Let’s start with the big picture. I’m seeing lots of comments online that this is the episode when Game of Thrones became conventional fantasy fiction (this sharp piece from The Ringer is one example), and that may well be right. To some extent it was inevitable. After all, the show has featured white walkers from the pilot episode and dragons from the end of the first season. A collision was always coming. It’s hard for supernatural beings to fight and for the show to retain its Wars of the Roses–style grounded grittiness.

But if this is the episode where Game of Thrones became Lord of the Rings, it did it well – in two separate ways. First, the fight on the ice was as epic and gripping as good fantasy fiction can be (yes, I’m ignoring the implausible way they got there), and the emergence of the Night King as even more powerful than we previously understood puts him on the path to Sauron-level malevolence and might. The cinematography was as stunning as always.

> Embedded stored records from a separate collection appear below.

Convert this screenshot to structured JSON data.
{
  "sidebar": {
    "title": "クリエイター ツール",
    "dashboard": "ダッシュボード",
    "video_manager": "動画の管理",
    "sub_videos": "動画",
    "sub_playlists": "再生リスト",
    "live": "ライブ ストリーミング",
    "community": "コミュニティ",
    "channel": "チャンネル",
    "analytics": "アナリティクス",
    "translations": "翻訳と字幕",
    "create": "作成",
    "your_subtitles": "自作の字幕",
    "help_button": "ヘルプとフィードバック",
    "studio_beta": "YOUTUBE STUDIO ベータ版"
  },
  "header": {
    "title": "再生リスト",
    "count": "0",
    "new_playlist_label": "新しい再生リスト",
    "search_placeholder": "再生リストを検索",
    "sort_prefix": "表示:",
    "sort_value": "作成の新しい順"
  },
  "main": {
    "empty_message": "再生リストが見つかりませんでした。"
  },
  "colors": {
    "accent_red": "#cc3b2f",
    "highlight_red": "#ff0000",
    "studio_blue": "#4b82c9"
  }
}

I have to continually remind myself that I’m watching television, not a $200 million summer blockbuster.

Second, this was one the few times we actually witnessed Lord of the Rings-style virtue. Jorah Mormont’s contrition in the face of his past sins was one of the more powerful depictions of true repentance that I’ve seen in a long time. The truly penitent man doesn’t just feel sorrow for his wrongs, he accepts that those wrongs have enduring consequences and absorbs that reality as part of his penance. When Jorah refused his family’s sword, I saw a man who’d been truly redeemed. It was a potent moment.

But the show isn’t quite Lord of the Rings yet (in fact, I suspect it will rediscover its roots in the finale), and the interplay between Sansa and Arya was every bit as frustrating and sinister as classic GoT can be. At this point, I’m concerned that Jon could return to Winterfell on a dragon’s back only to find one sister standing over the dead body of another — with Littlefinger smirking in the shadows. In fact, exactly that kind of horror would be the crowning sorrow for a Stark family that’s been betrayed at every turn. Betraying each other would be the final — and worst — twist of the knife.

Finally, it seems that if Dany is going to remain the “breaker of chains,” then it will be Jon — not Tyrion — who will keep her on the right path. He is a hero worthy of her admiration. He obviously has her heart. It will be fascinating to see what happens when she realizes that she was holding the hand of a trueborn Targaryen — her nephew, no less. His decision to bend the knee may forestall an immediate power struggle, but will it blunt her paranoia? Time will tell, and the Mad Queen scenario, sadly, is still in play.